6. Toutefois, en l'espèce, il résulte de l'instruction et notamment du rapport d'expertise et du projet d'établissement de l'institut médico-éducatif de la Somme, que l'atelier de ferronnerie au cours duquel le dommage est survenu n'est pas une formation diplômante ou éducative et ne relève ainsi pas du service public de l'éducation.

7. Il résulte de tout ce qui précède que les conclusions présentées par M. C contre l'association départementale sauvegarde enfance adolescence de la Somme doivent être rejetées comme portées devant un ordre de juridiction incompétent pour en connaître.

Sur la recevabilité des conclusions dirigées contre l'Etat :

8. Aux termes de l'article R. 421-1 du code de justice administrative : " La juridiction ne peut être saisie que par voie de recours formé contre une décision () / Lorsque la requête tend au paiement d'une somme d'argent, elle n'est recevable qu'après l'intervention de la décision prise par l'administration sur une demande préalablement formée devant elle ". La condition tenant à l'existence d'une décision de l'administration doit être regardée comme remplie si, à la date à laquelle le juge statue, l'administration a pris une décision, expresse ou implicite, sur une demande formée devant elle, régularisant ce faisant la requête.

9. En l'absence, au jour du présent jugement, de toute décision de l'Etat rejetant une demande indemnitaire de M. C, ou de la preuve qu'une telle demande a été présentée, les conclusions indemnitaires présentées par ce dernier contre l'Etat sont irrecevables.

Sur les dépens :

10. Dans les circonstances de l'espèce, il y a lieu de mettre les frais et honoraires de l'expertise, liquidés et taxés à la somme de 1 605,58 euros par une ordonnance du 21 novembre 2016 du président du tribunal, à la charge définitive de M. C.

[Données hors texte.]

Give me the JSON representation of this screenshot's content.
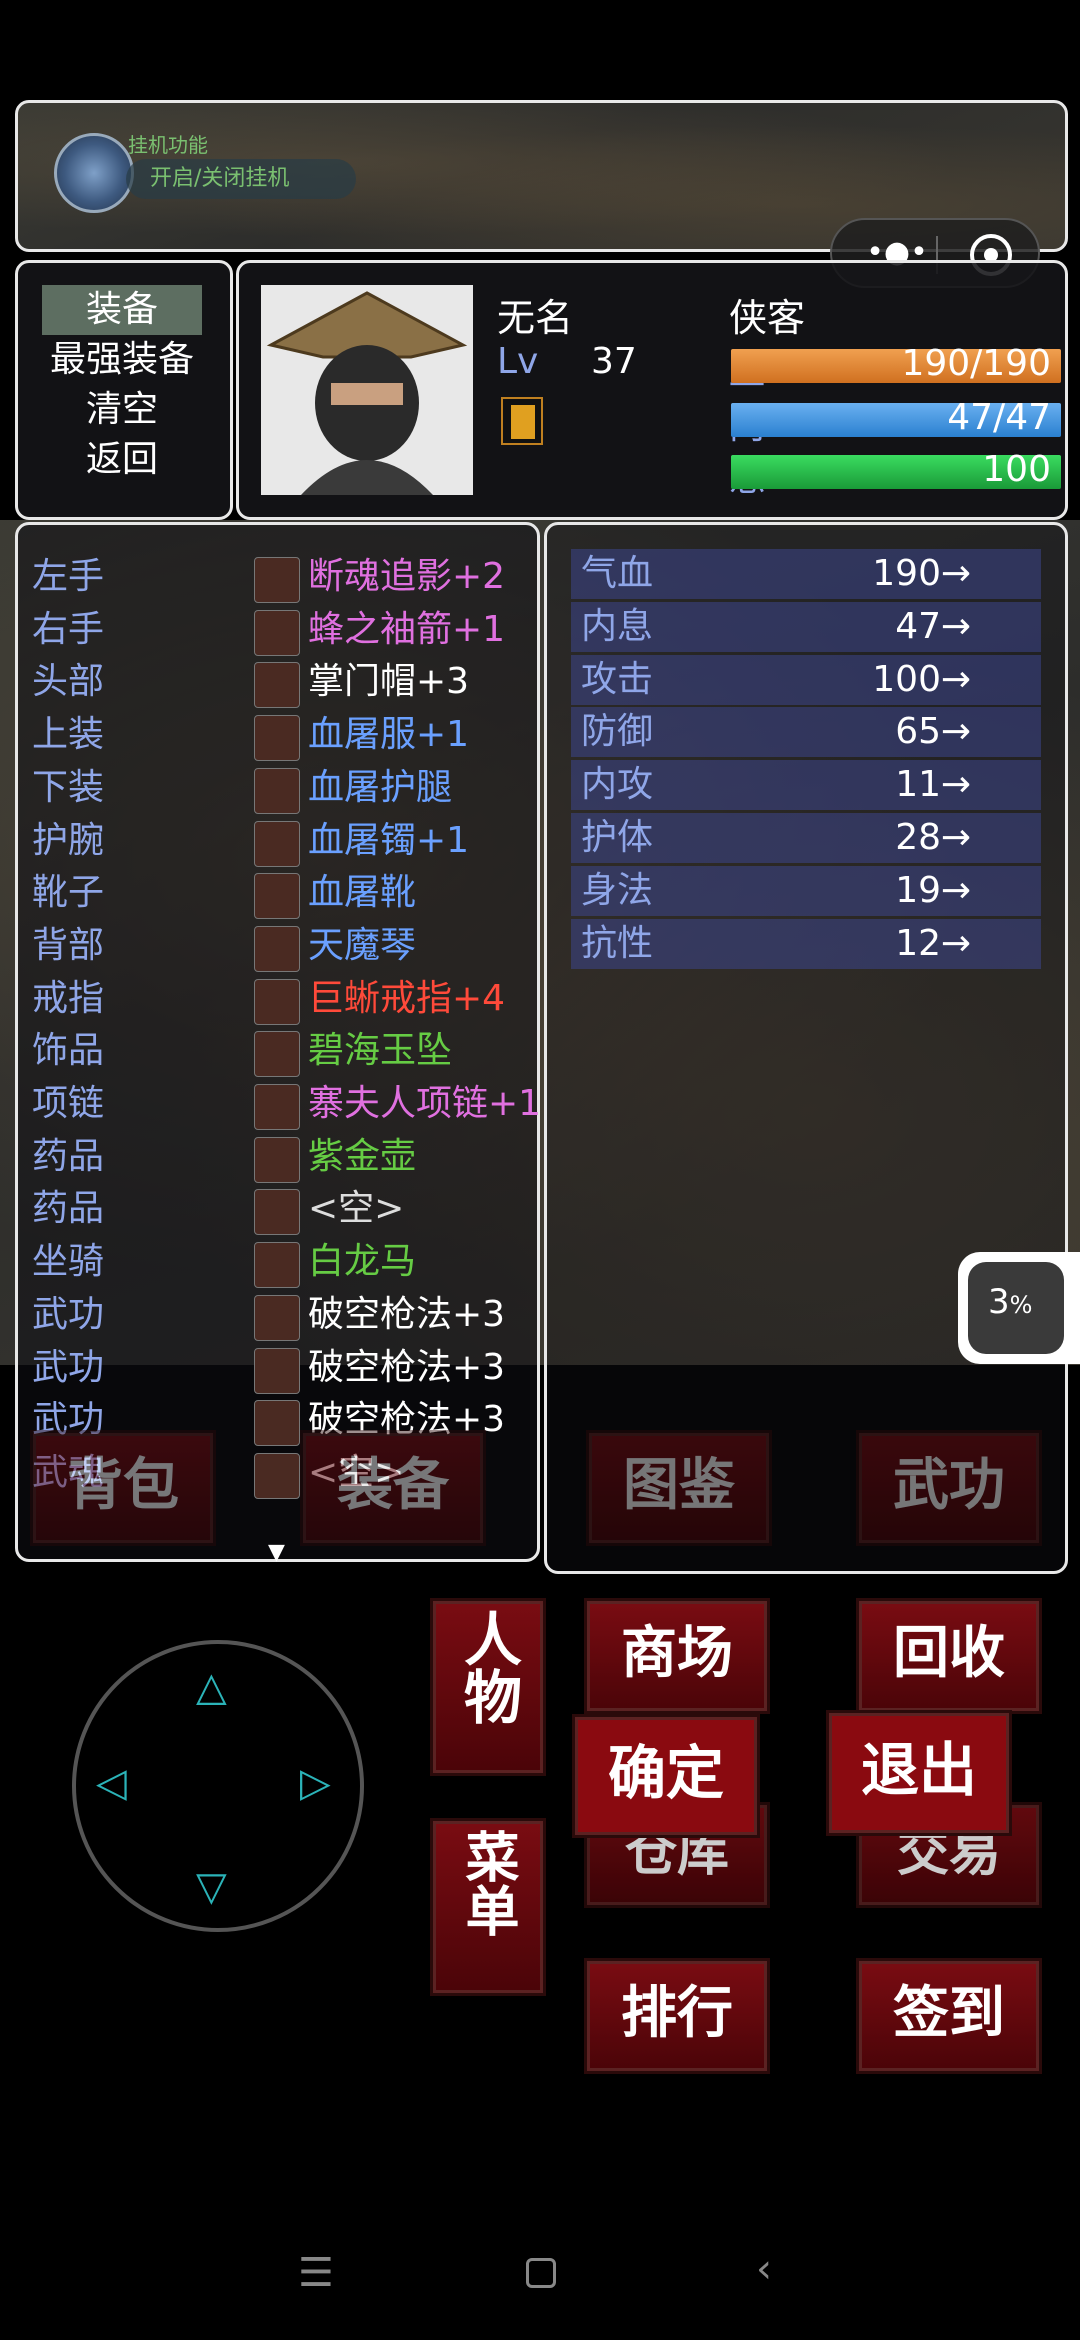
{
  "top_bar": {
    "auto_label": "挂机功能",
    "auto_toggle": "开启/关闭挂机"
  },
  "side_menu": {
    "items": [
      "装备",
      "最强装备",
      "清空",
      "返回"
    ],
    "selected": 0
  },
  "character": {
    "name": "无名",
    "class": "侠客",
    "lv_label": "Lv",
    "level": "37",
    "hp_label": "血",
    "hp_text": "190/190",
    "hp_fraction": 1.0,
    "mp_label": "内",
    "mp_text": "47/47",
    "mp_fraction": 1.0,
    "rage_label": "怒",
    "rage_text": "100",
    "rage_fraction": 1.0
  },
  "equipment": [
    {
      "slot": "左手",
      "item": "断魂追影+2",
      "color": "#e070e0"
    },
    {
      "slot": "右手",
      "item": "蜂之袖箭+1",
      "color": "#e070e0"
    },
    {
      "slot": "头部",
      "item": "掌门帽+3",
      "color": "#ffffff"
    },
    {
      "slot": "上装",
      "item": "血屠服+1",
      "color": "#6aa0ff"
    },
    {
      "slot": "下装",
      "item": "血屠护腿",
      "color": "#6aa0ff"
    },
    {
      "slot": "护腕",
      "item": "血屠镯+1",
      "color": "#6aa0ff"
    },
    {
      "slot": "靴子",
      "item": "血屠靴",
      "color": "#6aa0ff"
    },
    {
      "slot": "背部",
      "item": "天魔琴",
      "color": "#6aa0ff"
    },
    {
      "slot": "戒指",
      "item": "巨蜥戒指+4",
      "color": "#ff4a3a"
    },
    {
      "slot": "饰品",
      "item": "碧海玉坠",
      "color": "#66cc44"
    },
    {
      "slot": "项链",
      "item": "寨夫人项链+1",
      "color": "#e070e0"
    },
    {
      "slot": "药品",
      "item": "紫金壶",
      "color": "#66cc44"
    },
    {
      "slot": "药品",
      "item": "<空>",
      "color": "#dddddd"
    },
    {
      "slot": "坐骑",
      "item": "白龙马",
      "color": "#66cc44"
    },
    {
      "slot": "武功",
      "item": "破空枪法+3",
      "color": "#ffffff"
    },
    {
      "slot": "武功",
      "item": "破空枪法+3",
      "color": "#ffffff"
    },
    {
      "slot": "武功",
      "item": "破空枪法+3",
      "color": "#ffffff"
    },
    {
      "slot": "武魂",
      "item": "<空>",
      "color": "#dddddd"
    }
  ],
  "stats": [
    {
      "name": "气血",
      "value": "190",
      "arrow": "→"
    },
    {
      "name": "内息",
      "value": "47",
      "arrow": "→"
    },
    {
      "name": "攻击",
      "value": "100",
      "arrow": "→"
    },
    {
      "name": "防御",
      "value": "65",
      "arrow": "→"
    },
    {
      "name": "内攻",
      "value": "11",
      "arrow": "→"
    },
    {
      "name": "护体",
      "value": "28",
      "arrow": "→"
    },
    {
      "name": "身法",
      "value": "19",
      "arrow": "→"
    },
    {
      "name": "抗性",
      "value": "12",
      "arrow": "→"
    }
  ],
  "bg_buttons": [
    "背包",
    "装备",
    "图鉴",
    "武功"
  ],
  "action_buttons": {
    "renwu": "人物",
    "shangchang": "商场",
    "huishou": "回收",
    "queding": "确定",
    "tuichu": "退出",
    "caidan": "菜单",
    "paihang": "排行",
    "qiandao": "签到",
    "hidden_left": "仓库",
    "hidden_right": "交易"
  },
  "percent_badge": "3",
  "percent_unit": "%"
}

Sur les frais d'instance :

11. Les dispositions de l'article L. 761-1 du code de justice administrative font obstacle à ce que l'association départementale sauvegarde enfance adolescence de la Somme ou l'Etat, qui n'ont pas la qualité de partie perdante, verse à M. C la somme que celui-ci demande au titre des frais exposés par lui et non compris dans les dépens.

D É C I D E :

Article 1er : La requête présentée par M. C est rejetée.

Article 2 : Les frais de l'expertise, liquidés et taxés à la somme de 1 605,58 euros par l'ordonnance du 21 novembre 2016 du président du tribunal sont mis à la charge définitive de

M. C.

Article 3 : Le présent jugement sera notifié à M. B C, à l'association départementale sauvegarde enfance adolescence de la Somme et au ministre de la santé et de la prévention.

Délibéré après l'audience du 5 octobre 2023, à laquelle siégeaient :

M. Boutou, président,

Mme Pierre, première conseillère,

M. Menet, premier conseiller.

Rendu public par mise à disposition au greffe le 19 octobre 2023.

La rapporteure,

Signé

A-L. Pierre

Le président,

Signé

B. Boutou

La greffière,

Signé

A. Ribière

La République mande et ordonne au ministre de la santé et de la prévention en ce qui le concerne ou à tous commissaires de justice à ce requis en ce qui concerne les voies de droit commun contre les parties privées, de pourvoir à l'exécution de la présente décision.